How to train chest muscles using supine board?

How to train chest muscles using supine board?

Perfect chest muscles are every man's dream. Chest muscles are not only a reflection of health and strength, but also can demonstrate a person's vitality and charm. Being a sports expert can indeed add a lot of points to an individual. There are many ways to train your chest muscles, and sit-ups can achieve very good results. But some people still don’t know how to do sit-ups correctly, so how do you train your chest muscles on a supine board?

Sit-ups are an exercise that many people are very familiar with. When doing sit-ups, most people have to hook their feet on something so that they can use their waist to exert force to complete the movement. Therefore, when practicing at home, it is appropriate to spend one or two hundred yuan to buy a supine board. Do sit-ups to exercise the six abdominal muscles and quickly burn abdominal fat. You can also do push-ups, push-ups and other exercises to strengthen your upper limb strength. Since the supine board is small in size and light in weight, it is easy to move and occupies little space.

Generally, the height of the sit-up board can be adjusted. The higher the height, the greater the intensity of the sit-up. When you first start, start from the lowest point and gradually increase the height. After about a month of training, you can try to go up a level. But the height cannot be too high. For ordinary fitness enthusiasts, 40 to 45 degrees is enough.

Other ways to train your chest muscles:

1. Kneeling push-ups. First, let’s talk about the preparatory movements. Support your body with your hands, kneel on the ground, and cross your legs naturally. The distance between your hands should be wider than shoulder width, and you should be ready to move.

2. The formal action of kneeling push-up. Press your body down as much as possible, with your chest close to the ground. When you reach the lowest point, push your body up. Be careful not to go too fast. Basically, you can complete one beat in 2-3 seconds.
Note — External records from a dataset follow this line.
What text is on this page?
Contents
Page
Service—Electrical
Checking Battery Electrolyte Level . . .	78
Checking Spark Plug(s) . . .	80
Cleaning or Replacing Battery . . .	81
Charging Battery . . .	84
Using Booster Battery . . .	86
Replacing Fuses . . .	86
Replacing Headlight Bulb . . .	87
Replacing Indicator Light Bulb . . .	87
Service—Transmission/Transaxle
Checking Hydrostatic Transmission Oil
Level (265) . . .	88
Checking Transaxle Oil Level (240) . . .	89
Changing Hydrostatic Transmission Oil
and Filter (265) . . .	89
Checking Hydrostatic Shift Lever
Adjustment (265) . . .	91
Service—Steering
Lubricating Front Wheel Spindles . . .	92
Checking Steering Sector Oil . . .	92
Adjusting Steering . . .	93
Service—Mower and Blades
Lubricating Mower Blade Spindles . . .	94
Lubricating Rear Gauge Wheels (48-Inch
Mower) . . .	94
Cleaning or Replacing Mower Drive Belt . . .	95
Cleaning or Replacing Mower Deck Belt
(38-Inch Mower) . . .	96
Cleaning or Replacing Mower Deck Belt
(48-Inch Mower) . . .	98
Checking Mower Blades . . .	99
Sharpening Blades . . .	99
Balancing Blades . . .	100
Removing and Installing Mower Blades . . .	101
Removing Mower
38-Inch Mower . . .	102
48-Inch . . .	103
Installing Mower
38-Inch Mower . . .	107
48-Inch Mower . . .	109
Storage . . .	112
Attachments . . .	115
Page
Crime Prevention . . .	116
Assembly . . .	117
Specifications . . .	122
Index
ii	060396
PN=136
One beat means pressing your body down and pushing it up once.

3. Elevated push-ups. Preparation: Put your legs up high, about 30-50 cm in height, with your knees on the ground and your hands on the ground. The specific instructions are similar to step one.

Mastering the correct connection method is the first condition for exercise. Otherwise, if you do it casually without thinking about it, not only may you fail to train your chest muscles smoothly, but you may also cause muscle and ligament strains, etc. It can be seen that the correct way of exercising is very necessary and may achieve twice the result with half the effort.